U.S. Pat. No. 4,361,487 of Hills et al. (FMC) issued Nov. 30, 1982 describes a process for removing hydrogen sulfide from the condensate of spent steam in a geothermal power plant by oxidizing such hydrogen sulfide to elemental sulfur using a peroxygen compound, preferably hydrogen peroxide, in the presence of a vanadate catalyst under neutral to alkaline conditions. The vanadate catalyst, preferably aqueous sodium vanadate, is added after the steam condensate is adjusted to pH 7 or higher with an alkaline reagent, and the peroxygen is introduced after the vanadate catalyst has been added to the pH-adjusted condensate. The Hills et al. '487 patent states that the presence of the vanadate catalyst serves to increase the efficiency of the oxidation of hydrogen sulfide to elemental sulfur by hydrogen peroxide and that the hydrogen peroxide also serves to regenerate the vanadate ion.
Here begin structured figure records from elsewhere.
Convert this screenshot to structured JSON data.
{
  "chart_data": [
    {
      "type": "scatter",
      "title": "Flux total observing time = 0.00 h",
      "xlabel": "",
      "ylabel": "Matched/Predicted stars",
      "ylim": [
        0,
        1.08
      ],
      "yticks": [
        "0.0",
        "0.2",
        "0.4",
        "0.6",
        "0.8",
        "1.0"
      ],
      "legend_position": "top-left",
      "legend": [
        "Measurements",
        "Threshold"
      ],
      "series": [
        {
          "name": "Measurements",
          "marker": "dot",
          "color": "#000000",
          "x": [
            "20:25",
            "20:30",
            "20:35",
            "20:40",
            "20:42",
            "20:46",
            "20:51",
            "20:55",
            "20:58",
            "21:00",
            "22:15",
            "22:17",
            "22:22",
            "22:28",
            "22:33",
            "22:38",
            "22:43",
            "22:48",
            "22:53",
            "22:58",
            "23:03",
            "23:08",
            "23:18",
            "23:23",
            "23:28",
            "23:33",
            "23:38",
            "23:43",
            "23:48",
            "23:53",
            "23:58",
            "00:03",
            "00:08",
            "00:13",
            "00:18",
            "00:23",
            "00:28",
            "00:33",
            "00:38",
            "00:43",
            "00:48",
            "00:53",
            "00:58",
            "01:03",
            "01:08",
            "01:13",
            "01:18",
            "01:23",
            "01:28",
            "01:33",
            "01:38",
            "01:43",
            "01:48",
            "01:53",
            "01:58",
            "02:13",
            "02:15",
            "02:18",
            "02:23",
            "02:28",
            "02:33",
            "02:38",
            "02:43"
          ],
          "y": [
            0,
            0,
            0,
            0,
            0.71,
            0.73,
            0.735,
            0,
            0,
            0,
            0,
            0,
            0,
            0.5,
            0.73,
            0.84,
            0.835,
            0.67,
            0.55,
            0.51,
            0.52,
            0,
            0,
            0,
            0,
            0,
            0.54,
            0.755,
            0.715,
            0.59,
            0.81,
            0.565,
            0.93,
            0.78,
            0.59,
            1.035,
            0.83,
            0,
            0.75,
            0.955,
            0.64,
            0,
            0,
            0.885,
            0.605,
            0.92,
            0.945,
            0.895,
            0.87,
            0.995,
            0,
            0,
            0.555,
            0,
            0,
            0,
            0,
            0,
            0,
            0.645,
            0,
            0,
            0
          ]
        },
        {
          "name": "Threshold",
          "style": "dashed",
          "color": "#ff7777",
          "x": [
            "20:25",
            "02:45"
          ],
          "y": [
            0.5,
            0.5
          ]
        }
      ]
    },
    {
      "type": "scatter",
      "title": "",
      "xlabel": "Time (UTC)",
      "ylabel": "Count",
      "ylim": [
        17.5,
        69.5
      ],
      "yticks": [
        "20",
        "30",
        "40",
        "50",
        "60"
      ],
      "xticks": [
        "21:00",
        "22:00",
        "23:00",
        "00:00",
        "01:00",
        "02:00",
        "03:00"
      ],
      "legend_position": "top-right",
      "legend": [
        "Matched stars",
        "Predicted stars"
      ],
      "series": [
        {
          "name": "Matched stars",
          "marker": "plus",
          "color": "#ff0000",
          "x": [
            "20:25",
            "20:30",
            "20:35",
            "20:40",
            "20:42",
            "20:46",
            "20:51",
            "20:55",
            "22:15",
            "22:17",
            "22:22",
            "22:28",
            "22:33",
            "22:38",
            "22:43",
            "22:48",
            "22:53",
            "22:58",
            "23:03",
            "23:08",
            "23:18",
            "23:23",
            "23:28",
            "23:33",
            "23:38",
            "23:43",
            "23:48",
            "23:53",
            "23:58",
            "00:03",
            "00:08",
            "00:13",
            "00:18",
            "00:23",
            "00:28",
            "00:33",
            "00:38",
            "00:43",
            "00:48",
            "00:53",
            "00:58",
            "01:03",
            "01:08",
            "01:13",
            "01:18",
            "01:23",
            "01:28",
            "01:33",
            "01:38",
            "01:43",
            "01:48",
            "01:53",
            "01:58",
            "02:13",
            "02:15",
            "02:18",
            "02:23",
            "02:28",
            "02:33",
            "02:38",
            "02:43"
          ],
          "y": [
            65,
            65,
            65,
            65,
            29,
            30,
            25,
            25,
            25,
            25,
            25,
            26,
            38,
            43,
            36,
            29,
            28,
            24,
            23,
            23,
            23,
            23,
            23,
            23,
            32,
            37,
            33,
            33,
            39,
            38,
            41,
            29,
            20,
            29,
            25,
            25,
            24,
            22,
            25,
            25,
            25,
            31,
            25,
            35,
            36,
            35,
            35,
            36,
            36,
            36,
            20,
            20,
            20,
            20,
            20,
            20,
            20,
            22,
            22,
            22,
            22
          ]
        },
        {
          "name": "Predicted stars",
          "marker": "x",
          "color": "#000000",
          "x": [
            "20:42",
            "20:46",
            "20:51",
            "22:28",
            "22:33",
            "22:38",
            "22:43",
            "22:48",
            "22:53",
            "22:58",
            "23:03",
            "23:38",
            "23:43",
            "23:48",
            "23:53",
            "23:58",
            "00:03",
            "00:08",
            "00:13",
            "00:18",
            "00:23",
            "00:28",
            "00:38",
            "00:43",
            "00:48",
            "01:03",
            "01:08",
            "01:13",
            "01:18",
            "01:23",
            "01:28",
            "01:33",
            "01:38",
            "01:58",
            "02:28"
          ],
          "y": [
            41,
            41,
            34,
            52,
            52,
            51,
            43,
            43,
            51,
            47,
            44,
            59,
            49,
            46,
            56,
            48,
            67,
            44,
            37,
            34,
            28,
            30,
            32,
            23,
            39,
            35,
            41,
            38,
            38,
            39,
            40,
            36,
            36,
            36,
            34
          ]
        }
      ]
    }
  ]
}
U.S. Pat. No. 4,552,668 of Brown et al. (FMC) issued Nov. 12, 1985 describes the use of hydrogen peroxide with free radical scavengers in viscous (polymer-thickened) aqueous well treatment fluids intended for subterranean petroleum production operations, to react with sulfide in such fluids.
U.S. Pat. No. 4,574,076 of Castrantas (FMC) issued Mar. 4, 1986 describes the removal of hydrogen sulfide from geothermal steam before the latter is released into the atmosphere, using aqueous alkaline hydrogen peroxide injected into the steam gas stream to oxidize the hydrogen peroxide.
U.S. Pat. No. 4,839,154 of Allison et al. (Conoco) issued Jun. 13, 1989 describes a process for converting sulfide into innocuous sulfur species, in oil field-produced water, using an oxidizing agent such as chlorine, hypochlorite, hydrogen peroxide, chlorine dioxide sulfur dioxide or ozone in combination with a surface active agent.
U.S. Pat. No. 7,883,626 of Sharkey, Jr. et al. (Waterways Restoration) issued Feb. 8, 2011 describes the neutralization of acid mine drainage (e.g., from coal or metal mining operations) derived from the oxidation of sulfide minerals (e.g., iron sulfide in coal regions), exposed to water and oxygen, to form acidic, iron and sulfate-rich drainage. Sharkey, Jr. et al. '626 utilizes a multi-component formulation containing a neutralizer/binder component, a dissolution control/filtration component, an oxidizing agent and a dispersant/neutralizer component. The oxidizing component may be calcium peroxide, potassium permanganate, or hydrogen peroxide.
The present invention provides a method for the targeted and efficient oxidation of sulfides present in sulfide-containing alkali solutions using hydrogen peroxide to form soluble reaction products. The method is particularly useful for the removal of sulfide from NaHCO3-containing alkali solutions that are subsequently processed to convert such NaHCO3 into Na2CO3 via steam stripping or evaporation, since the sulfide would otherwise be volatilized as hydrogen sulfide (H2S) along with the gaseous CO2 byproduct of the bicarbonate decomposition reaction.